I need something that will allow the old VPC to be used again, without reinstalling everything. Is there any way to take an existing XP VPC from Win7 and then load (or restore, or overlay, or whatever) it into a new VPC?
A. Yes, it might be possible to re-use the existing and already-set-up virtual hard drive in a new, Win10-compatible virtual machine. Conceptually, this is the same as moving a physical hard drive from one PC to another. As long as the PCs aren’t too different, the software on the relocated hard drive can usually run on the new machine.
Likewise, a virtual hard drive can usually be moved from one VPC to another. As long as the new virtual machine is configured similarly to the original, the software on a relocated virtual hard drive should run.
But whether this will work for a specific XP virtual PC depends entirely of the kind of VPC you’re talking about.
If you have an XP virtual machine that you created yourself, from scratch, using an XP setup CD and Microsoft’s old VirtualPC software or third-party, virtual-machine software such as Oracle’s VirtualBox, then yes, you may well be able to directly transfer the XP virtual hard drive and setup to Win10.
Win10’s Hyper-V can support some older types of virtual PCs, though with some gotchas. For example, your PC’s chip-level hardware and your Win10 edition must both be compatible with Hyper-V. (See the MSDN article, “Windows 10 Hyper-V System Requirements,” and the companion article, “Hyper-V on Windows 10.”)
Oracle’s VirtualBox (free can create virtual PCs optimized for XP. It works with all common virtual-drive formats, including VDI, VMDK, VHD, and HDD. VirtualBox also is compatible with just about every current Windows version and edition — including XP (see Figure 1).
But if you have a Windows 7 XP Mode VPC — a preconfigured VPC with its own internal, pre-licensed copy of XP — then the answer is no; XP Mode was a stopgap tool designed primarily to help people transition from XP to Win7. By design, XP Mode won’t set up properly on any other Windows version except Win7.
That said, I can think of one possible workaround.

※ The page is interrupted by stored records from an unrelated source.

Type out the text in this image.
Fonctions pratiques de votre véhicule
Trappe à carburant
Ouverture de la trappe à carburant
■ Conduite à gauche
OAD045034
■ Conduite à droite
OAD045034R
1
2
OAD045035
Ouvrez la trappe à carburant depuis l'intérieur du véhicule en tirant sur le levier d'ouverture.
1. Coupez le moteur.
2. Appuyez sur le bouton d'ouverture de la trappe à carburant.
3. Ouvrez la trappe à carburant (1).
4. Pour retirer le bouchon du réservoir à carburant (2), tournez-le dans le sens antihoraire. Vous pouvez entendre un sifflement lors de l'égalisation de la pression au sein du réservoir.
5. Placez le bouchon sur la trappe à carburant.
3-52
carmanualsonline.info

Note that this is a thought experiment on my part; I have no way to test it. But the logic seems sound. The idea is to restore your intact XP setup from a full-system backup/image to a new and empty virtual hard drive.
Here’s how I’d do it:
Create a full-system backup of the XP Mode VPC and store the backup files in a safe place that’s off the VPC. Next, use a tool such as VirtualBox to create a new, raw XP VPC that closely matches the virtual hardware in the old XP Mode VPC. As part of the setup process, you’ll create a new virtual hard drive.
Boot the new VPC from your backup tool’s rescue disk and restore the saved XP Mode backup to the empty virtual drive.
The new setup will likely sputter and stumble when you first start it, due to unavoidable differences in the VPC hardware. You might also get nags from the XP-activation process — again, with no way to test this, I can’t say. But with luck, the setup will at least run enough for you to iron out the kinks and get your old applications running again.